The stakes couldn’t have been more precise for Danieelle, a transgender woman at the rally who requested to only be identified by her first name out of fear for her safety. She tells GLAAD she is often overwhelmed by the level of hatred directed at the transgender community by elected officials.
“It’s really depressing that it’s 2025, and this is still where we are,” Danieelle said. “To have it directed at you personally is really scary. You want to think about leaving the country, but then you also want to stick up for people you know who can’t stand up for themselves,” she said.
“Whether it is intentional or just complete ignorance, they should understand that they represent us—Georgians,” Beckham said as he looked out into the crowd with signs that read “Equality Now” and “Human.”

As the rally commenced, so did the advancement of SB 36, a bill proponents say is necessary to protect religious rights, while LGBTQ advocates warned it would be a license to use religious belief to discriminate against LGBTQ people and other marginalized groups. The bill passed along party lines in a 32-23 vote in the Senate on Tuesday as LGBTQ advocates inside and outside the Capitol appealed to lawmakers to resist curtailing LGBTQ progress.
Out legislator, Sen. RaShaun Kemp (D-South Fulton), told The AJC that Georgians already have religious freedom. The only thing the “bill does is use their religion as a free pass to discriminate.”
“When I go to church with my husband and my two kids, I get to worship and praise God with no limitations, and you can actually do the same,” he said.
“We’ve seen this political playbook before,” Rep. Sam Park (D-107) said inside the statehouse during the press conference. Park is also an out Georgia legislator.
“When politicians fail to address the real challenges that Georgians face, like the skyrocketing cost of living, a broken healthcare system, and a need for better economic opportunities, they look for scapegoats instead of doing the work to solve real problems affecting every Georgian.”
A resilient community
Transgender advocate, rally speaker, and history-making Miss Georgia contestant Bella Bautista defiantly echoed the sentiments of Park, Kemp, and hundreds of LGBTQ people inside Liberty Plaza.
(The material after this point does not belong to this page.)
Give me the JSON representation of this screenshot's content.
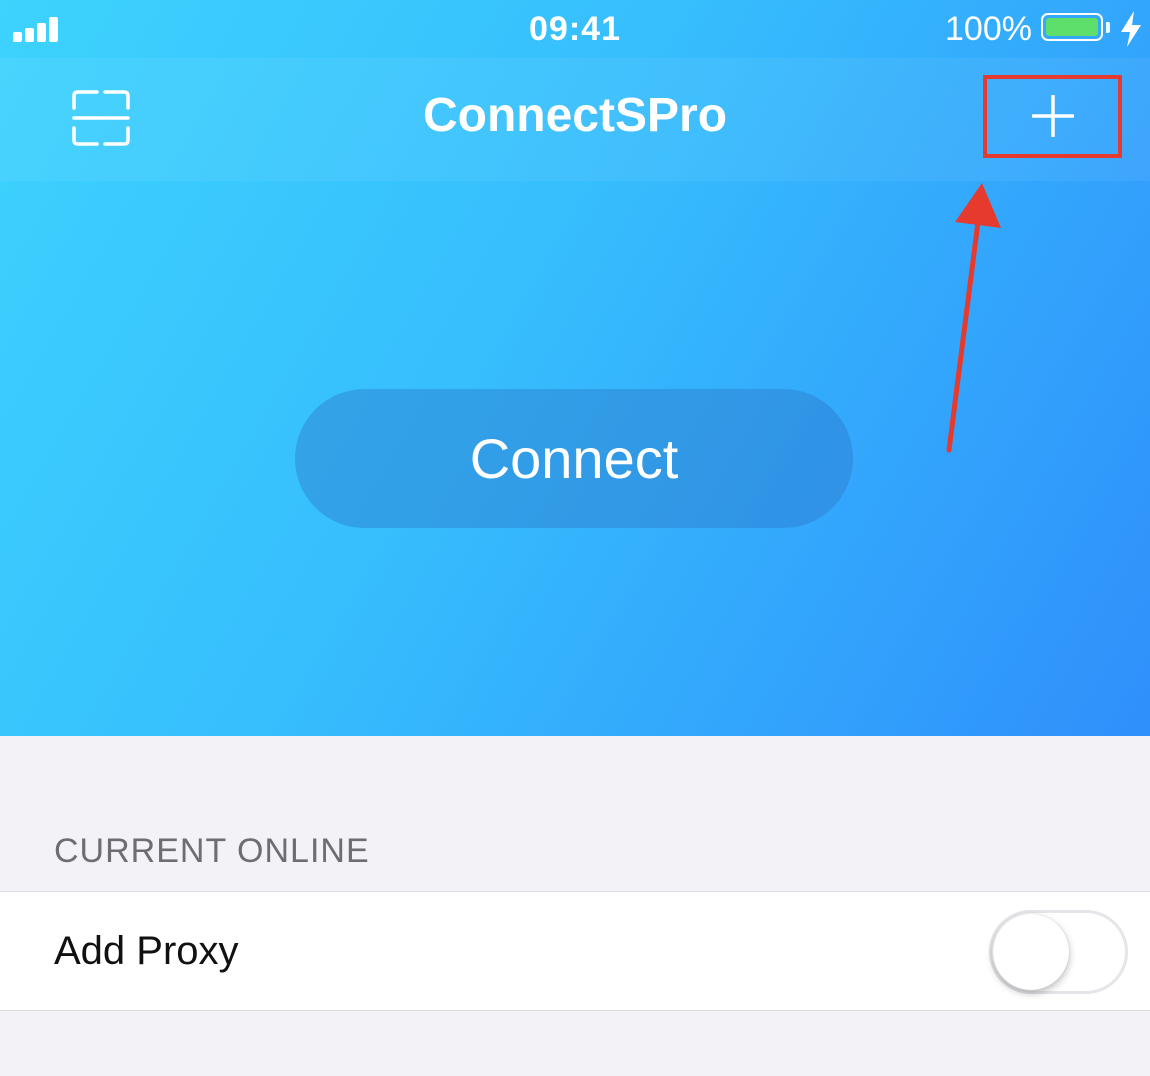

“They want us to believe that being our authentic self is too much; too controversial, too political,” Bautista said. “But here’s the truth: I am not a controversy. I am not a debate. I am living proof that we belong. They may try to silence us, but you cannot silence a movement.”
“There have been moments where I questioned my place in a world that has often tried to erase us; erase Black men, erase Black trans men, men like me,” said Dr. Elijah Nicholas, founder and executive director of The Global Trans Equity Project and a rally speaker.
“For every single step I’ve taken—every moment of doubt—every triumph has taught me one thing: I am here. I am worthy. And I am not invisible,” Nicholas said.
For James Waldrop, 80, being present and visible at the rally held a significant meaning as a queer man who came of age and into the awareness of his sexual orientation and gender identity during the Silent Generation. Waldrop tells GLAAD that for 70 years, he has lived a “feminine life inside a male body.”

“I am who I am, no matter what I look like. And that’s why I say my sexual orientation is not a threat to anyone. And anyone’s sexual orientation should not be a threat to any other,” Waldrop said.
Waldrop says the current political climate has forced him out of his comfort zone.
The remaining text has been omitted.